Posted 13 December 2009 - 04:22 AM

800-1000mg per day of magnesium from magnesium citrate (along with 1000mg of Calcium from Calcium citrate for balance) did wonders for my low grade anxiety.

sponsored ad

  • Advert
Click HERE to rent this advertising spot for BRAIN HEALTH to support LongeCity (this will replace the google ad above).

#15 steelsky

  • Topic Starter
  • Guest
  • 412 posts
  • 2

Posted 13 December 2009 - 04:44 AM

OK, so I guess this is a real issue.

I don't think I suffer from conventional anxiety symptoms. I might get an access secretion of saliva, or a rush of adrenaline, when stressed, but I don't think its excessive, meaning that I might be in the normal range (or near it).
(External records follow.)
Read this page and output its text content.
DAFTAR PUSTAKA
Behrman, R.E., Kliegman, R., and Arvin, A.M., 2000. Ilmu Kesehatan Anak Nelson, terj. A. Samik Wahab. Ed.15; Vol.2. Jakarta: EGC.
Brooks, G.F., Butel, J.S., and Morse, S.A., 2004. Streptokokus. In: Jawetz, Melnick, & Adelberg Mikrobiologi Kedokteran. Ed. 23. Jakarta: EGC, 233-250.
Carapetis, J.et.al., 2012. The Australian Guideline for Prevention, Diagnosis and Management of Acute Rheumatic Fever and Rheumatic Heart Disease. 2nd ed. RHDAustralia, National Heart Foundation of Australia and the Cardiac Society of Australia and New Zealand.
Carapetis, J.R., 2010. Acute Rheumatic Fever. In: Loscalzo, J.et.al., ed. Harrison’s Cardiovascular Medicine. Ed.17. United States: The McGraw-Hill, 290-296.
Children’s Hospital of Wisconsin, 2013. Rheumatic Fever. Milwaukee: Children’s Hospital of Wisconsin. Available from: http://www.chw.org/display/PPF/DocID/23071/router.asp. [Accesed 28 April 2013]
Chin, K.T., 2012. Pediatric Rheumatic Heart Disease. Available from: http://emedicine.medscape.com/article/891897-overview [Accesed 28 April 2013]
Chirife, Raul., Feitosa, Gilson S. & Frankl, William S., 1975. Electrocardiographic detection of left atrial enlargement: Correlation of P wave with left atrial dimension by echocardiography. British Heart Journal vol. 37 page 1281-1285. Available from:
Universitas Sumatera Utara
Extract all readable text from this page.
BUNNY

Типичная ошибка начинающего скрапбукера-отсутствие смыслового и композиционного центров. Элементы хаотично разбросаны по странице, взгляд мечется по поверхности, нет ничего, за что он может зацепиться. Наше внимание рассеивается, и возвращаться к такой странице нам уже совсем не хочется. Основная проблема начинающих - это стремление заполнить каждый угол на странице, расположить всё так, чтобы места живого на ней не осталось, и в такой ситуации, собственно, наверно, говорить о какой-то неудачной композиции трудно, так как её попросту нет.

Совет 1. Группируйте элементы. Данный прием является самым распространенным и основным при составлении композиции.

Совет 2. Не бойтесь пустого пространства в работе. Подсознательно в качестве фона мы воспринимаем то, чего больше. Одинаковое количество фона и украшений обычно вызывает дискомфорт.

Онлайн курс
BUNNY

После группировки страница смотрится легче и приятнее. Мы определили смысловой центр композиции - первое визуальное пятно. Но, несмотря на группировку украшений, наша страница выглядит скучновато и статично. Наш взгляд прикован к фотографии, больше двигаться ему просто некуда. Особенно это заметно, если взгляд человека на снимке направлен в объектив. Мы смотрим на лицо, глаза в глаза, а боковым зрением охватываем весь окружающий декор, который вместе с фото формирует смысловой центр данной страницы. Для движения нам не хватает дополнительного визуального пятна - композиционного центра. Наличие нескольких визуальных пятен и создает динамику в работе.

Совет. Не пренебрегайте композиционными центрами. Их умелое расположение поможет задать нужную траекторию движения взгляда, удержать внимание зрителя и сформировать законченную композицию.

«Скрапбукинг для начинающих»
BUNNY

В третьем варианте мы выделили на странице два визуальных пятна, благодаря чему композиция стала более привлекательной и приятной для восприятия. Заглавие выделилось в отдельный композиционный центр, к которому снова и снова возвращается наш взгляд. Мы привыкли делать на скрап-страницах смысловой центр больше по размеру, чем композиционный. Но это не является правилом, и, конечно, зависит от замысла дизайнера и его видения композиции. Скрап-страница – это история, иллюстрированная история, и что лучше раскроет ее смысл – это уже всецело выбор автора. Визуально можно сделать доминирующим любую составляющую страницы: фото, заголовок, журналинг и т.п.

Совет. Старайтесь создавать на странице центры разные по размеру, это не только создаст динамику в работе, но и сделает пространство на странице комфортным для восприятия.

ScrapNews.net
I don't really know how it is with other people, but I guess even regular folks get stressful.

I do have mild-moderate OCD (I am not one to perform habitual acts, but I do worry more about cleanliness than most people, and, as per this thread, get anxious about certain things (which I tend to exaggerate)... but not about others, though). I did have a mild social-phobia and depression, but prozac really did the trick (extremely so). However, anxiety is still an issue.

So basically I don't really "suffer" from the symptoms, but my level of anxiety towards certain things is above the standard. This is why I wonder whether beta-blockers might help me specifically.


I'm bumping this.

As for the post regarding adrenaline and memory - I am no expert but unless I'm mistaken, anything the promotes stress (e.g. cortisol) is not very good for the body. Still, I wonder if the benefits of beta-blockers outweigh any harm it may bring.